The state attorney general has filed a lawsuit that seeks millions of dollars in restitution from Chesapeake Energy Corp. after the company allegedly underpaid gas royalties to landowners.

Attorney General Kathleen Kane alleged the company “engaged in deceptive conduct in securing fracking leases” from landowners in the state “as part of a rush to lock up acreage in the Marcellus shale region.”

As of the end of 2014, the company had 835 active wells in Pennsylvania, including 12 in Beaver County, according to the Department of Environmental Protection.

The lawsuit is the result of an extensive investigation by the attorney general and seeks restitution for thousands of landowners in the state who signed leases with Chesapeake.

Kane alleged that Chesapeake has been accused of similar tactics in other states, as well.

“This lawsuit should serve as notice that we will not allow our residents to be exploited,” she said.

According to Kane, Chesapeake representatives obtained gas leases and promised landowners a certain amount in royalties but then delivered a lower amount once the wells started producing gas.

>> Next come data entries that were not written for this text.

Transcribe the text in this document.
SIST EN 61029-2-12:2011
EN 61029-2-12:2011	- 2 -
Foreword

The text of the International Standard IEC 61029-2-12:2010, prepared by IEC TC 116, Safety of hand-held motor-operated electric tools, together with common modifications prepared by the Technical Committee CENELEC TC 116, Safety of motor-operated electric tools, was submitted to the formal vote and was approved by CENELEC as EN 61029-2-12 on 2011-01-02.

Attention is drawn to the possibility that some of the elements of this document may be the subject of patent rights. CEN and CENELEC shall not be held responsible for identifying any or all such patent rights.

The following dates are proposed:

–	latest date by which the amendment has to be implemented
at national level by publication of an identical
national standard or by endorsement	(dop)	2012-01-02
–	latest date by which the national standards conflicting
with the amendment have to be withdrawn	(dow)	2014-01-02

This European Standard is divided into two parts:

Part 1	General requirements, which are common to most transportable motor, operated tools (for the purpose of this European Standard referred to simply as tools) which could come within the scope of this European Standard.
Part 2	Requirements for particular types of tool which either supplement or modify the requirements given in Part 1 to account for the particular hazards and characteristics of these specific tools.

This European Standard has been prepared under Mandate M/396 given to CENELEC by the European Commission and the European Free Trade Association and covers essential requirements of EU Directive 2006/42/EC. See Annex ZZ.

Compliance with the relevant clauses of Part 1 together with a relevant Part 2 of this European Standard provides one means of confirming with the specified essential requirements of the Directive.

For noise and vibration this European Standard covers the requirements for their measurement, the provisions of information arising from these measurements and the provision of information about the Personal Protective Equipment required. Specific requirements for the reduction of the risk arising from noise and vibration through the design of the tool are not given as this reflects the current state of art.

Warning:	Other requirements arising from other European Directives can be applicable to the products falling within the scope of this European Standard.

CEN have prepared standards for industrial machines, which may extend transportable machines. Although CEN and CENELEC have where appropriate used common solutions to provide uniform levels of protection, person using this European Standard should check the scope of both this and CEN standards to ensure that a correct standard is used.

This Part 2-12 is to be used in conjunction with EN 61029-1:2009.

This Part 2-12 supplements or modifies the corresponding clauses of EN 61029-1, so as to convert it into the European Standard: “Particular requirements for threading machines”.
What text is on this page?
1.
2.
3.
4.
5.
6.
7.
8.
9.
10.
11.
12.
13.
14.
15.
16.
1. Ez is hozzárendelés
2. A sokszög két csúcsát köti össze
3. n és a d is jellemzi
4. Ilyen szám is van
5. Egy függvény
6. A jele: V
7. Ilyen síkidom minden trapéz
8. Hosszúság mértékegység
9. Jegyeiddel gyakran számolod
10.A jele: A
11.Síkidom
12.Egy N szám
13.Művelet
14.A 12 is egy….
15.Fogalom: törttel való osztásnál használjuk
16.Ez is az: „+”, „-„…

The company also allegedly took deductions for post-production expenses from royalty checks even though landowners’ contracts contained language prohibiting those deductions.

Beaver attorney Albert Torrence has been involved in the oil and gas industry for several years and confirmed Wednesday he has several clients who are in the process of challenging Chesapeake’s royalty payments.

In related news, Chesapeake Energy layoffs hit Ohio.

He said Chesapeake is one of the major players in the gas industry in Beaver County, with Range Resources being the other.

“Chesapeake was very active in the acquisition phase, meaning they proceeded to acquire thousands of acres and put them under lease for the purpose of combining those acres for drilling units,” he said.

Torrence cautioned that royalty payments aren’t made until wells start producing gas.

“There are some people in Beaver County receiving royalty payments because the wells are actually producing,” he said. “But there are many more who are under lease but don’t have wells currently producing gas.”

Many Beaver County residents signed “net leases,” which permits a gas company to deduct post-production costs from royalty payments after the fact. Those kinds of leases were the ones investigated by Kane.

Gordon Pennoyer, a spokesman for Chesapeake Energy, said in a short statement the company will defend itself in court.

“We strongly disagree with Attorney General Kane’s baseless allegations and will vigorously contest them in the appropriate forum,” he said.

Kane said complaints may be filed at www.attorneygeneral.gov.